Сейчас Леша не был расположен заниматься сценарием даже в меру: он трудился над сочинением книжки про губернатора. Предполагалось изготовить в Италии пудовый том с массой фотографий и Лешиными текстами. Как истый постмодернист, Леша назвал свое сочинение «Его нелегкий путь» и написал о своем герое несколько прочувствованных стихотворений. Тон он избрал душевный, какой бывает на открытках с котятами. Поэты, как это ни странно, очень практичны. Они остро чувствуют несовместимость земного и небесного. И не совмещают.

Так и катился сериал по своей разъезженной колее, а жизнь — по своей. Нигде они не пересекались, кроме тех редких минут, когда, проговорив Лешин текст быстрого приготовления, Лика замирала, опускала тонкие руки и упиралась в пространство печальным непонимающим взглядом. Тогда Ник Дубарев со своей камерой подвигался, подкрадывался к ее глазам, заглядывал в них — и там, за бахромой накрашенных ресниц, распахивалась неведомая золотая бездна.

«Черт, третью минуту держит крупный план! Будет, будет из девки толк!» — шептал под одеялом народный француз Нетска Олег Адольфович Островский. Его пожилое, натруженное лицо укладывалось глубокими морщинами в грустную улыбку — это была его предпоследняя серия перед Тибетом. «Такая дрянь текст — и о любви. Да разве так пишут о любви, как этот белобрысый? — вспоминал он свою последнюю реплику. — Держись, девочка!»

Лика отвечала ему одними ресницами.

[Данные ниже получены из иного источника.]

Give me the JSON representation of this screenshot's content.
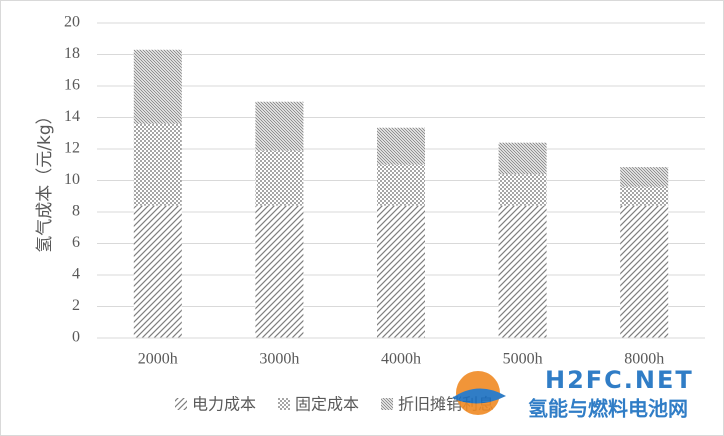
{
  "chart_data": {
    "type": "stacked-bar",
    "y_label": "氢气成本（元/kg）",
    "categories": [
      "2000h",
      "3000h",
      "4000h",
      "5000h",
      "8000h"
    ],
    "series": [
      {
        "name": "电力成本",
        "color": "#7f7f7f",
        "values": [
          8.4,
          8.4,
          8.4,
          8.4,
          8.4
        ]
      },
      {
        "name": "固定成本",
        "color": "#a6a6a6",
        "values": [
          5.2,
          3.5,
          2.6,
          2.0,
          1.2
        ]
      },
      {
        "name": "折旧摊销利息",
        "color": "#8c8c8c",
        "values": [
          4.7,
          3.1,
          2.35,
          2.0,
          1.25
        ]
      }
    ],
    "ylim": [
      0,
      20
    ],
    "yticks": [
      0,
      2,
      4,
      6,
      8,
      10,
      12,
      14,
      16,
      18,
      20
    ],
    "grid": true,
    "legend": "bottom"
  },
  "watermark": {
    "brand": "H2FC.NET",
    "name": "氢能与燃料电池网"
  }
}
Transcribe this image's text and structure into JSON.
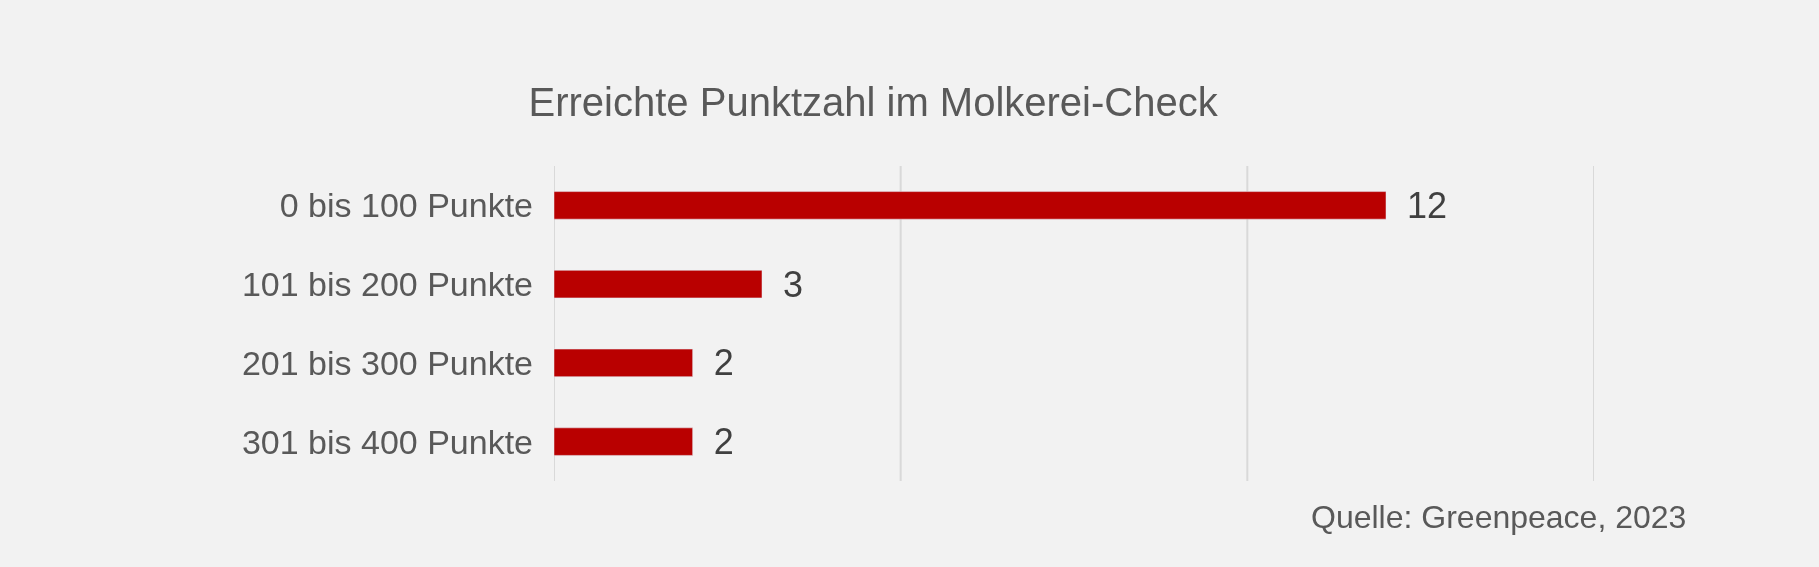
{
  "chart_data": {
    "type": "bar",
    "orientation": "horizontal",
    "title": "Erreichte Punktzahl im Molkerei-Check",
    "categories": [
      "0 bis 100 Punkte",
      "101 bis 200 Punkte",
      "201 bis 300 Punkte",
      "301 bis 400 Punkte"
    ],
    "values": [
      12,
      3,
      2,
      2
    ],
    "color": "#b90000",
    "xlim": [
      0,
      15
    ],
    "xticks": [
      {
        "value": 0,
        "label": null
      },
      {
        "value": 5,
        "label": null
      },
      {
        "value": 10,
        "label": null
      },
      {
        "value": 15,
        "label": null
      }
    ],
    "grid": "x",
    "tick_labels": "y",
    "data_labels": true,
    "annotations": [
      "Quelle: Greenpeace, 2023"
    ]
  }
}
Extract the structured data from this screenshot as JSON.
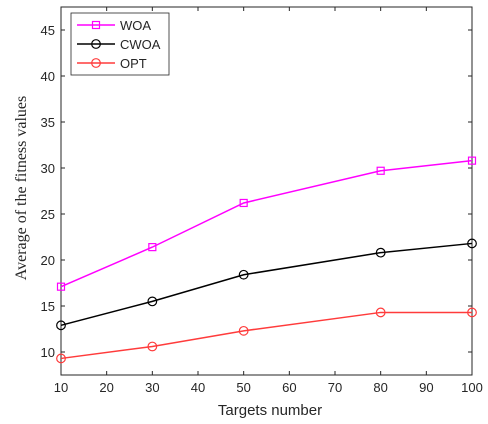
{
  "chart_data": {
    "type": "line",
    "title": "",
    "xlabel": "Targets number",
    "ylabel": "Average of the fitness values",
    "x": [
      10,
      30,
      50,
      80,
      100
    ],
    "xlim": [
      10,
      100
    ],
    "ylim": [
      7.5,
      47.5
    ],
    "xticks": [
      10,
      20,
      30,
      40,
      50,
      60,
      70,
      80,
      90,
      100
    ],
    "yticks": [
      10,
      15,
      20,
      25,
      30,
      35,
      40,
      45
    ],
    "grid": false,
    "legend_position": "top-left",
    "series": [
      {
        "name": "WOA",
        "values": [
          17.1,
          21.4,
          26.2,
          29.7,
          30.8
        ],
        "color": "#ff00ff",
        "marker": "square"
      },
      {
        "name": "CWOA",
        "values": [
          12.9,
          15.5,
          18.4,
          20.8,
          21.8
        ],
        "color": "#000000",
        "marker": "circle"
      },
      {
        "name": "OPT",
        "values": [
          9.3,
          10.6,
          12.3,
          14.3,
          14.3
        ],
        "color": "#ff3b3b",
        "marker": "circle"
      }
    ]
  }
}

Она знала, что в пятницу на всех экранах будут ее сегодняшние печальные глаза. Будет и музыка подложена — скрипки, стаей улетающие вдаль. Такая музыка, чтоб заплакали все четыреста восемьдесят тысяч женщин, которые, согласно опросам, не пропускают ни одной серии!

Настоящая любовь, конечно, и слаще, и горше, но и эта, на экране, чего-то стоит.

Пусть настоящая Ликина любовь по-прежнему оставалась трудной, зато она одержала нежданную победу: папа Александр Леонидович Горохов перестал называть Федю прощелыгой. Он теперь считает, что, хотя у телевизионщиков не все дома, они много порядочней фармацевтов из «Сомерсетта». Те нагло смылись, не внеся арендной платы за май и оставив бедному заводу металлоизделий коробки, полные фальшивых таблеток, и проблемы с милицией.


— Как хорошо, Коля, что ты дома! Настя совсем ребенок и не понимает, что играет с огнем. В мире зафиксировано несколько летальных исходов — правда, у аллергиков и астматиков, но это не меняет дела. Алик перенес трахеит, а окна теперь настежь. Мы все в группе риска!

— О чем вы? — изумился Самоваров.

— Об этих жутких цветах, конечно! Ах, Станислав Иванович, и вы здесь?! Это хорошо. Уж вы-то можете подтвердить, насколько велика опасность…

Розовые Настины лилии настолько испугали Веру Герасимовну, что она помчалась бороться с ними в самоваровскую квартиру. Увидев Самоварова, она немного приободрилась. Взрослый и неглупый Коля, наверное, успел уже избавиться от смертоносного букета?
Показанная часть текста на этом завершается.